How's that New Movie About Slain Rapper Tupac Shakur?

Culture Watch
tags: movie review, All Eyez on Me, rap music, Tupac Shakur



Bruce Chadwick lectures on history and film at Rutgers University in New Jersey. He also teaches writing at New Jersey City University. He holds his PhD from Rutgers and was a former editor for the New York Daily News. Mr. Chadwick can be reached at bchadwick@njcu.edu.


Rapper Tupac Shakur was a legend. The singer, murdered in Las Vegas at the age of 25, had several number one hits, appeared in numerous movies and sold 75 million records. One of his albums sold nearly 600,000 copies in one week alone. Oddly, he is as big a star today as he was in 1996 when he was shot dead in a drive by shooting reportedly in part of what was dubbed by the music press as the East Coast – West Coast rapper war. Young people today venerate him just as their predecessors in the 1990s did. The new movie All Eyez on Me, that opened Friday, is the powerful story of his rise and fall and features a memorable, truly striking performance by Demetrius Shipp Jr. as the singer.

All Eyez on Me is a fierce, vivid look at rap music history in the 1990s, an era in which rap had become a musical force, at New York born Shakur’s climb to the top, his rivals, the chaotic music industry and the way that Tupac and his music shook up a nation of young people in search of a new world and a new star to lead them to it. They found all of that in the fast talking, brilliant, gifted Shakur, who set the rap music world on fire.

But the movie is more than a biography of a musical force. It starts in the 1960s, when Tupac’s parents were members of the Black Panthers. (He was named after a Peruvian revolutionary leader.) The Panthers’ strident black power crusade was carried on by his mom throughout her life and she passed on her ideals to Tupac. There is a point in the movie when someone talks to Tupac about the “inner city” and he shouts back that blacks live in the “outta city,” a city outta the minds of the rest of the country, the white country. It is a stunning scene.

The film depicts him as a tough talking macho “gangsta rap” leader but also as tender young man who loves his mom, adores his sister and grows up in the ghettos of several cities and sees violence all around him. He says mournfully in the film that on the first day he moved to a city with his mom he saw a black man shot to death in his neighborhood.

The movie tracks his quick rise to the top and his meeting with fellow rapper and rival “Biggie” Smalls and, later, thuggish Suge Knight, record impresario and head of Death Row Records.

Tupac made a lot of mistakes, including stupidly getting into a gunfight with two undercover cops he thought were brutalizing a black man. He is a victim of circumstances, too, caught in a three-way sexual romp in which he was wrongfully accused of molesting a girl and sent to prison for nearly a year by a hard-nosed judge who refused to look at him throughout the trial.

Shipp, as Shakur, is mesmerizing. He not only looks like him in the legendary bandana with the rabbit ears and moves like him, but portrays him as a brilliant, sensitive young man with extraordinary gifts but a man for whom success continually backfires. He shows us Shakur as a man completely in charge of his music but not at all in charge of his personal life or his spot in the rap world.

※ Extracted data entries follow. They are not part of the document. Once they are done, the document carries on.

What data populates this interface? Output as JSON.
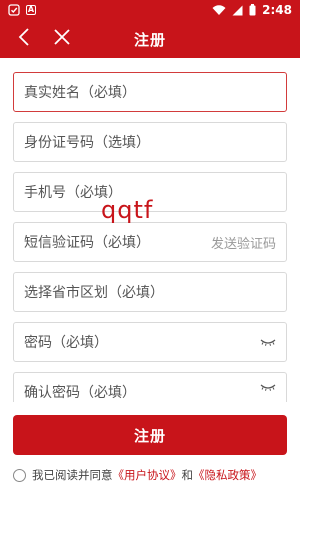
{
  "status_bar": {
    "time": "2:48",
    "left_icons": [
      "notification-icon",
      "a-badge-icon"
    ],
    "right_icons": [
      "wifi-icon",
      "signal-icon",
      "battery-icon"
    ],
    "a_badge": "A"
  },
  "nav": {
    "title": "注册",
    "back_icon": "back-chevron-icon",
    "close_icon": "close-icon"
  },
  "form": {
    "real_name": "真实姓名（必填）",
    "id_number": "身份证号码（选填）",
    "phone": "手机号（必填）",
    "sms_code": "短信验证码（必填）",
    "send_code": "发送验证码",
    "region": "选择省市区划（必填）",
    "password": "密码（必填）",
    "confirm_password": "确认密码（必填）"
  },
  "watermark": "qqtf",
  "submit_label": "注册",
  "agreement": {
    "prefix": "我已阅读并同意",
    "user_agreement": "《用户协议》",
    "and": "和",
    "privacy_policy": "《隐私政策》"
  },
  "colors": {
    "brand_red": "#c8141a",
    "field_border": "#d9d9d9",
    "active_border": "#d23b3b"
  }
}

Shakur always winds up in the wrong place at the wrong time and is not served well by agents, managers and financial advisors. He gets fast talked into a long-term contract that he cannot get out of and just shakes his head at his sorry circumstances. Where were his advisors and confidants? All that money rolling in and he has no financial planner? Few people in music plan their careers, often careers that rocket skyward in just a few months, and Tupac was one of them. He was a lost boy in a world of crooked men and became a victim of them all.

Director Benny Boom and screenwriters Jeremy Haft and Eddie Gonzalez show of all that, and with great style. They paint a choking portrait of a dazzling superstar caught in the middle of a music war with nowhere to turn, a man who is always trying to help people but in the end could not help himself.

All Eyez on Me, produced by Fox Searchlight Pictures, is a searing look at a rap legend, an American icon and a young man who was very mixed up and just did not know what to do with his fame. True fame, for him, was a lethal elixir.

You feel sorry for Tupac because he was a genuinely sincere man who tried to improve the lives of African Americans through his music. In interviews and in conversations with friends he continually pressed for more understanding between Americans and outlined his hopes for a better world. The movie is not just a tribute to his memory, but a scorching indictment of the rap music business and law enforcement. He was beaten by police, nearly killed by prisoners and shot five times in a music dispute in a hotel lobby. Things just did not go right for him.

Was he a saint? Of course not. But he was a good man, warts and all, who deserved a better shake form the America he lived in.

There are problems with the film. Granted that the story of rap music is complicated, but the film just does not tell the story of it and Shakur in detailed fashion. There is a point in the film where Tupac is becoming popular, even criticized by Vice President Dan Quayle, and all of a sudden the story is jolted by the talk of plots to do him harm. There is no gentle transition from one part of the film to the next, as is needed. Tupac’s professional relationships with rapper Biggie Smalls and Suge Knight are glossed over, as are all of his legal problems in the music world. The East Coast – West Coast war is not explained as well as it might have been and it might have resulted in Tupac’s death. There is no explanation of why so many women, whom he insulted in many of his songs, remained his loyal fans.

History in the film is tweaked a little. There were a number of enemies of Shakur in the music business but just a few are mentioned. Personal depictions are stretched a bit. As an example, actress Jada Pinkett Smith (played well by Kat Graham) said on Twitter after it opened that the portrayal of her romance with Shakur in the film was not accurate. The fact that his godmother was alleged cop killer Joanne Chesimard was not mentioned. The suspicion that a gang outside of the rap world killed him in retribution for some slight was mostly overlooked.

There are other weaknesses in the movie. The ‘F’ word is used far more times than is necessary and the movie sadly, very sadly, continues to show African Americans calling each other the ‘N’ word. 

Overall, though, the film is a solid biography of Tupac and his world and a well told and moving story of a chaotic chapter in American music history.